[Haskell-cafe] Bind as a sequencing operator (Was: evaluation semantics of bind)

Jonathan Cast jonathanccast at fastmail.fm
Thu Feb 5 14:08:00 EST 2009


On Thu, 2009-02-05 at 11:47 -0700, mail at justinbogner.com wrote:
> Jake McArthur <jake at pikewerks.com> writes:
> > mail at justinbogner.com wrote:
> > | Oops, sent this off list the first time, here it is again.
> > |
> > | Jake McArthur <jake at pikewerks.com> writes:
> > |> mail at justinbogner.com wrote:
> > |> | Bind is a sequencing operator rather than an application operator.
> > |>
> > |> In my opinion, this is a common misconception. I think that bind would
> > |> be nicer if its arguments were reversed.
> > |
> > | If this is a misconception, why does thinking of it this way work so
> > | well? This idea is reinforced by the do notation syntactic sugar: bind
> > | can be represented by going into imperative land and "do"ing one thing
> > | before another.
> >
> > An imperative-looking notation does not make something imperative.
> >
> > Thinking of bind as sequencing really *doesn't* work very well.
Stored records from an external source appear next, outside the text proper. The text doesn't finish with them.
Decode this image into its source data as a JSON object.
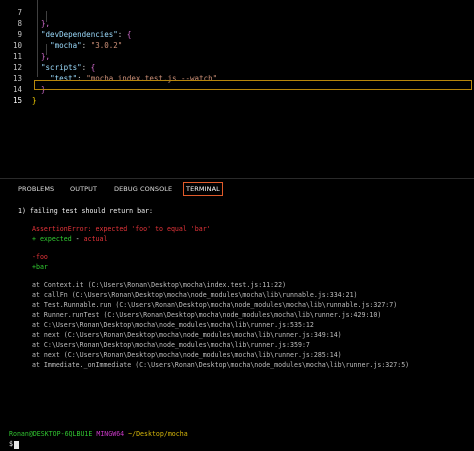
{
  "editor": {
    "lines": [
      {
        "number": "7",
        "text": "  },"
      },
      {
        "number": "8",
        "text": "  \"devDependencies\": {"
      },
      {
        "number": "9",
        "text": "    \"mocha\": \"3.0.2\""
      },
      {
        "number": "10",
        "text": "  },"
      },
      {
        "number": "11",
        "text": "  \"scripts\": {"
      },
      {
        "number": "12",
        "text": "    \"test\": \"mocha index.test.js --watch\""
      },
      {
        "number": "13",
        "text": "  }"
      },
      {
        "number": "14",
        "text": "}"
      },
      {
        "number": "15",
        "text": ""
      }
    ],
    "tokens": {
      "l7_a": "},",
      "l8_a": "\"devDependencies\"",
      "l8_b": ": ",
      "l8_c": "{",
      "l9_a": "\"mocha\"",
      "l9_b": ": ",
      "l9_c": "\"3.0.2\"",
      "l10_a": "},",
      "l11_a": "\"scripts\"",
      "l11_b": ": ",
      "l11_c": "{",
      "l12_a": "\"test\"",
      "l12_b": ": ",
      "l12_c": "\"mocha index.test.js --watch\"",
      "l13_a": "}",
      "l14_a": "}"
    },
    "active_line": "15"
  },
  "panel": {
    "tabs": [
      {
        "label": "PROBLEMS",
        "active": false
      },
      {
        "label": "OUTPUT",
        "active": false
      },
      {
        "label": "DEBUG CONSOLE",
        "active": false
      },
      {
        "label": "TERMINAL",
        "active": true
      }
    ],
    "active_border_color": "#e05a2a"
  },
  "terminal": {
    "failing_title": "1) failing test should return bar:",
    "assertion": "AssertionError: expected 'foo' to equal 'bar'",
    "diff_legend_expected": "+ expected",
    "diff_legend_sep": " - ",
    "diff_legend_actual": "actual",
    "diff_minus": "-foo",
    "diff_plus": "+bar",
    "stack": [
      "at Context.it (C:\\Users\\Ronan\\Desktop\\mocha\\index.test.js:11:22)",
      "at callFn (C:\\Users\\Ronan\\Desktop\\mocha\\node_modules\\mocha\\lib\\runnable.js:334:21)",
      "at Test.Runnable.run (C:\\Users\\Ronan\\Desktop\\mocha\\node_modules\\mocha\\lib\\runnable.js:327:7)",
      "at Runner.runTest (C:\\Users\\Ronan\\Desktop\\mocha\\node_modules\\mocha\\lib\\runner.js:429:10)",
      "at C:\\Users\\Ronan\\Desktop\\mocha\\node_modules\\mocha\\lib\\runner.js:535:12",
      "at next (C:\\Users\\Ronan\\Desktop\\mocha\\node_modules\\mocha\\lib\\runner.js:349:14)",
      "at C:\\Users\\Ronan\\Desktop\\mocha\\node_modules\\mocha\\lib\\runner.js:359:7",
      "at next (C:\\Users\\Ronan\\Desktop\\mocha\\node_modules\\mocha\\lib\\runner.js:285:14)",
      "at Immediate._onImmediate (C:\\Users\\Ronan\\Desktop\\mocha\\node_modules\\mocha\\lib\\runner.js:327:5)"
    ],
    "prompt_user": "Ronan@DESKTOP-6QLBU1E",
    "prompt_system": "MINGW64",
    "prompt_path": "~/Desktop/mocha",
    "prompt_symbol": "$"
  },
  "colors": {
    "background": "#000000",
    "error_red": "#e5343a",
    "diff_green": "#32cd32",
    "prompt_green": "#31c431",
    "prompt_magenta": "#c838c6",
    "prompt_yellow": "#d5b60a"
  }
}
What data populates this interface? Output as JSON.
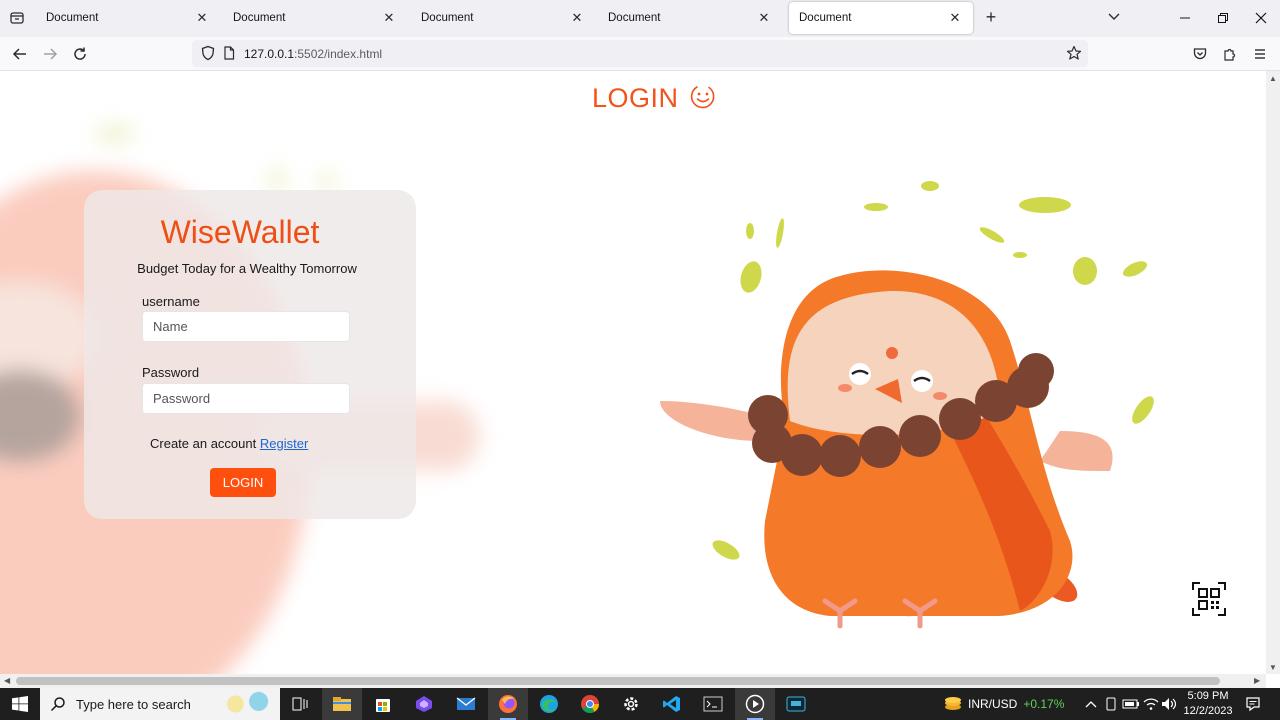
{
  "browser": {
    "tabs": [
      {
        "title": "Document",
        "active": false
      },
      {
        "title": "Document",
        "active": false
      },
      {
        "title": "Document",
        "active": false
      },
      {
        "title": "Document",
        "active": false
      },
      {
        "title": "Document",
        "active": true
      }
    ],
    "url_host": "127.0.0.1",
    "url_rest": ":5502/index.html"
  },
  "page": {
    "header_title": "LOGIN",
    "brand": "WiseWallet",
    "tagline": "Budget Today for a Wealthy Tomorrow",
    "username_label": "username",
    "username_placeholder": "Name",
    "password_label": "Password",
    "password_placeholder": "Password",
    "register_prompt": "Create an account",
    "register_link": "Register",
    "login_button": "LOGIN"
  },
  "taskbar": {
    "search_placeholder": "Type here to search",
    "currency_pair": "INR/USD",
    "currency_change": "+0.17%",
    "time": "5:09 PM",
    "date": "12/2/2023"
  },
  "colors": {
    "accent": "#f2531a",
    "login_button": "#ff4f0e",
    "link": "#1a66d6"
  }
}
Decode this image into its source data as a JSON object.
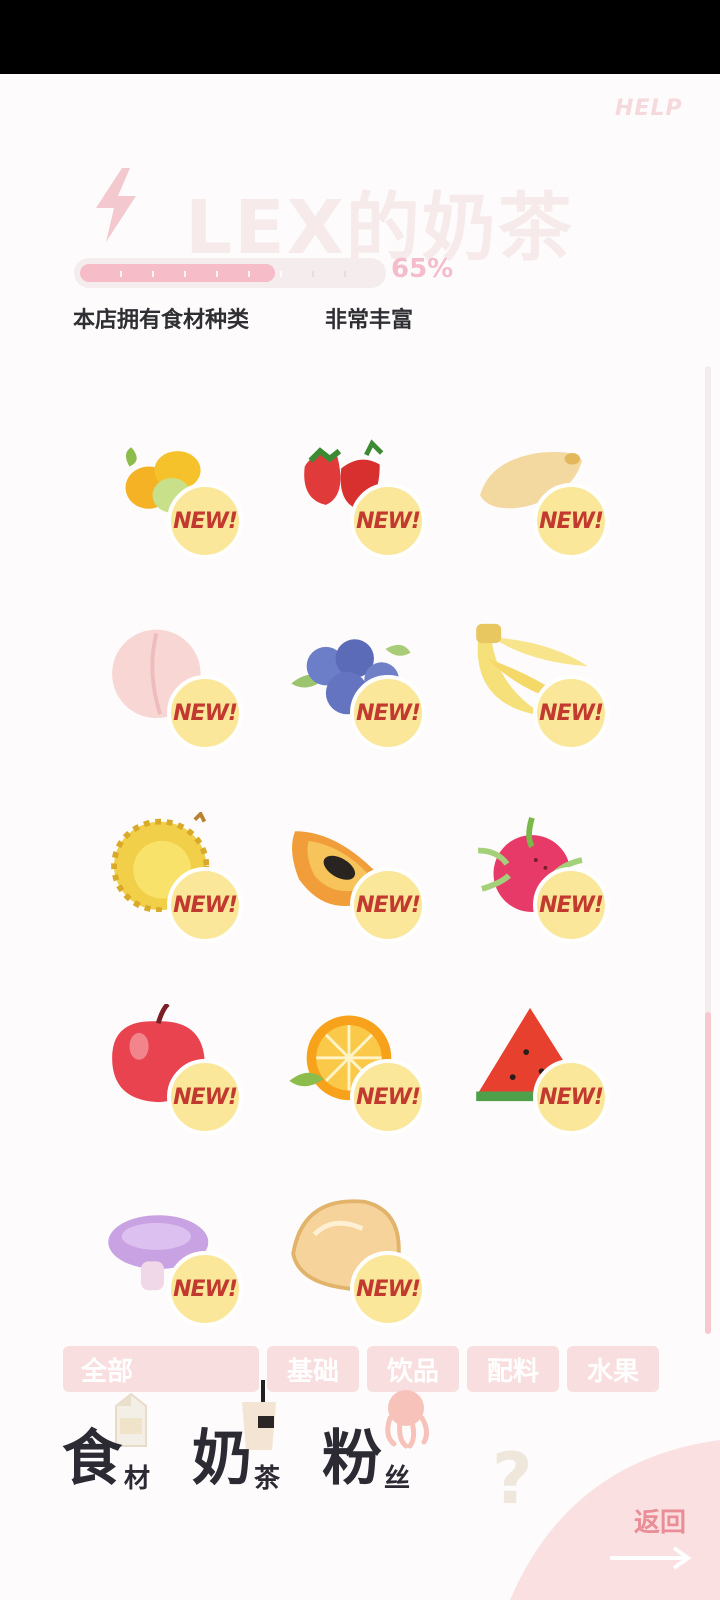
{
  "header": {
    "help": "HELP",
    "title": "LEX的奶茶",
    "progress": {
      "value": 0.65,
      "label": "65%"
    },
    "stock_label": "本店拥有食材种类",
    "stock_value": "非常丰富"
  },
  "badge_text": "NEW!",
  "ingredients": [
    {
      "icon": "lemon-icon"
    },
    {
      "icon": "strawberry-icon"
    },
    {
      "icon": "mango-icon"
    },
    {
      "icon": "peach-icon"
    },
    {
      "icon": "blueberry-icon"
    },
    {
      "icon": "banana-icon"
    },
    {
      "icon": "durian-icon"
    },
    {
      "icon": "papaya-icon"
    },
    {
      "icon": "dragonfruit-icon"
    },
    {
      "icon": "apple-icon"
    },
    {
      "icon": "orange-icon"
    },
    {
      "icon": "watermelon-icon"
    },
    {
      "icon": "taro-icon"
    },
    {
      "icon": "fortune-cookie-icon"
    }
  ],
  "filter_tabs": [
    "全部",
    "基础",
    "饮品",
    "配料",
    "水果"
  ],
  "bottom_nav": [
    {
      "big": "食",
      "small": "材",
      "icon": "milk-carton-icon"
    },
    {
      "big": "奶",
      "small": "茶",
      "icon": "bubble-tea-icon"
    },
    {
      "big": "粉",
      "small": "丝",
      "icon": "octopus-icon"
    },
    {
      "big": "?",
      "small": ""
    }
  ],
  "back_label": "返回",
  "colors": {
    "accent_pink": "#f6bcc8",
    "badge_yellow": "#fbe79a",
    "badge_red": "#c23a2f",
    "tab_bg": "#f8dede"
  }
}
What
> > does bind have to do with sequencing at all in the list monad, for
> > example? What about the reader monad?
> >
> > - Jake
> 
> What doesn't bind have to do with sequencing in the list monad?
> Consider:
> 
>   [1..2] >>= return . (^2)
> 
> This says "generate the list [1..2] and then use it to generate a list
> of squares". It's more than just application, it's a description of a
> sequence of actions.

But not a temporal sequence.

(>>=) in IO is about temporal sequencing (modulo unsafeInterleaveIO,
forkIO, etc.)

> The whole point of list comprehensions (which is
> the only reason to have a list monad, as far as I know)

Huh?  I thought

newtype Parser s alpha = Parser {
  unParser :: StateT s [] alpha
  } deriving (Functor, Applicative, Alternative, Monad, MonadPlus)

was an entirely sufficient reason to have a list monad.